Course with my Aspergers which has triggered some nasty mood swings to say the least the past month,some ADHD, Short Term Memory Problems and the fact I have set a task so large that will take me YEARS to work on it It’s going to take allot of energy.
http://rborg42.wordpress.com/
That’ll give you a small taste of what I’m working on there.
Hello Tyjos,
First, welcome back to writing. We all deserve a break from it sometimes but I think writers always come back to the craft eventually. Funny enough it seems to be that way with social media too. We may be very social for a time and not at all for another period. What I try to do now is to write whether I am being social or not, that is to have writing be the constant (except when its not heh) around which all other things (social media, distractions etc) variate.

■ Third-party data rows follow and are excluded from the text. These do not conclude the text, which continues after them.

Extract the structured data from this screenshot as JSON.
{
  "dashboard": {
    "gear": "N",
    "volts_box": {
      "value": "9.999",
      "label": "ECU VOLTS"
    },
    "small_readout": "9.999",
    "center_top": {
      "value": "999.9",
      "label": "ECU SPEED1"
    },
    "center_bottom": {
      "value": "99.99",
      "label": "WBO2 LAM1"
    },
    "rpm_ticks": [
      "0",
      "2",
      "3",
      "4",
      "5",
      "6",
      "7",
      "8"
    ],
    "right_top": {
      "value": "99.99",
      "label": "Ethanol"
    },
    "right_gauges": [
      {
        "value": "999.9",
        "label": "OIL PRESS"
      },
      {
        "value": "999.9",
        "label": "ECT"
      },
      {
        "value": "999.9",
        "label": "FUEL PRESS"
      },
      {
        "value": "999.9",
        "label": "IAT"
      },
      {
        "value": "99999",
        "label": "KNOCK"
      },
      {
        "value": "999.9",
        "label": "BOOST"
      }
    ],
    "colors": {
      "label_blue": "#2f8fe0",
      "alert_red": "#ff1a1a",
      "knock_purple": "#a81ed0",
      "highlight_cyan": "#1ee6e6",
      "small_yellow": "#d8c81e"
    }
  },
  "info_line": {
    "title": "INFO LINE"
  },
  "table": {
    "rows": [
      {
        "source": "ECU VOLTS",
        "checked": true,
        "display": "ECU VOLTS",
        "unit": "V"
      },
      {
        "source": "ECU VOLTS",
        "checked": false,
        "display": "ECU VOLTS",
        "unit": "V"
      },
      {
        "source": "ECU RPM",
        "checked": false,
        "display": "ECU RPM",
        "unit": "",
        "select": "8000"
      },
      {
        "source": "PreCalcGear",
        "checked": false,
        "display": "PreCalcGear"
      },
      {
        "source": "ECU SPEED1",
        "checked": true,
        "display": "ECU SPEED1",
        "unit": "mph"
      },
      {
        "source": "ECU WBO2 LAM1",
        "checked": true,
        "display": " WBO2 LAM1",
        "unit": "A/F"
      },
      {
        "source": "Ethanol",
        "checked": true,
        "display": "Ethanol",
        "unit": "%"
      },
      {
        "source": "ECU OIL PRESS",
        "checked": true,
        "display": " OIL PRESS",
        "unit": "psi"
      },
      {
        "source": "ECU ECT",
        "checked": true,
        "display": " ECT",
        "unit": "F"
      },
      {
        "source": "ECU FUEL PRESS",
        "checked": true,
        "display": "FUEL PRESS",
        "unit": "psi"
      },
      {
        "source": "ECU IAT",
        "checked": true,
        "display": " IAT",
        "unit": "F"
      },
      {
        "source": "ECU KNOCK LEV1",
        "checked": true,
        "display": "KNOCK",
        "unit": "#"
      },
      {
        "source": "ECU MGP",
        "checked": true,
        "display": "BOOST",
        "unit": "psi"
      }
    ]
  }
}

I find solitude very interesting, not only the solitude for writing but solitude for solitude’s sake. Is choice the difference between solitude and loneliness? Does that choice dictate how I react to solitude (good) and loneliness (bad)? What exactly am I trying to find or escape from when I stay on FB or twitter for hours at a time, is it enough? Interesting stuff.
I wont pretend to know what you’re going through with Aspergers, ADHD and short term memory loss or how all that affects your writing. I will only say good luck. I am wrapping up a novel now and it’s been more than four years since i started. I am a different person from when i began, weaker in many ways, stronger in some but the process, the writing has always been worth it. I hope it is worth it for you as well.
Thanks for stopping by and i’m glad you enjoyed the post.